A 0.077 kg arrow is fired horizontally. The bowstring exerts an average force of 80 N on the arrow over a distance of 0.80 m. With what speed does the arrow leave the bow?

work done on arrow = force* distance = 80*.8 = 64 Joules

that is now kinetic energy
(1/2) m v^2 = 64
I think you can solve for v

how do you solve for v ?

V = sqroot of (2 x 64) / m

To find the speed at which the arrow leaves the bow, we can use the principle of work and energy. The work done on an object is equal to the change in its kinetic energy.

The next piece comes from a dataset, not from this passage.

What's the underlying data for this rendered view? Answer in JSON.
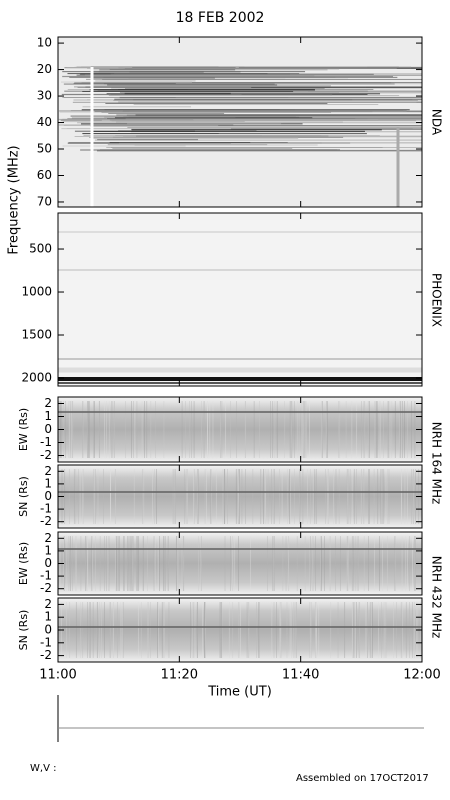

The work done on the arrow is given by the product of the force applied and the distance over which it is applied. In this case, the force exerted by the bowstring is 80 N, and the distance over which it acts is 0.80 m. So the work done on the arrow is:

Work = Force × Distance = 80 N × 0.80 m

Next, we can calculate the change in kinetic energy of the arrow. Initially, the arrow is at rest, so its initial kinetic energy is zero. Finally, when the arrow leaves the bow, it will have some final kinetic energy. The change in kinetic energy is given by:

Change in Kinetic Energy = Final Kinetic Energy - Initial Kinetic Energy

Since the arrow starts from rest, the change in kinetic energy is equal to the final kinetic energy. We can equate this change in kinetic energy to the work done on the arrow.

Change in Kinetic Energy = Work

Finally, we can use the formula for kinetic energy to find the speed at which the arrow leaves the bow. Kinetic energy (KE) is given by the equation:

KE = (1/2) × mass × velocity^2

Rearranging the equation, we get:

velocity = sqrt(2 × KE / mass)

Substituting the value of change in kinetic energy calculated from the work done, and the mass of the arrow (0.077 kg), we can calculate the velocity:

velocity = sqrt(2 × Work / mass)

Therefore, to find the speed at which the arrow leaves the bow, calculate the work done on the arrow, substitute it into the equation for velocity, and solve for the answer.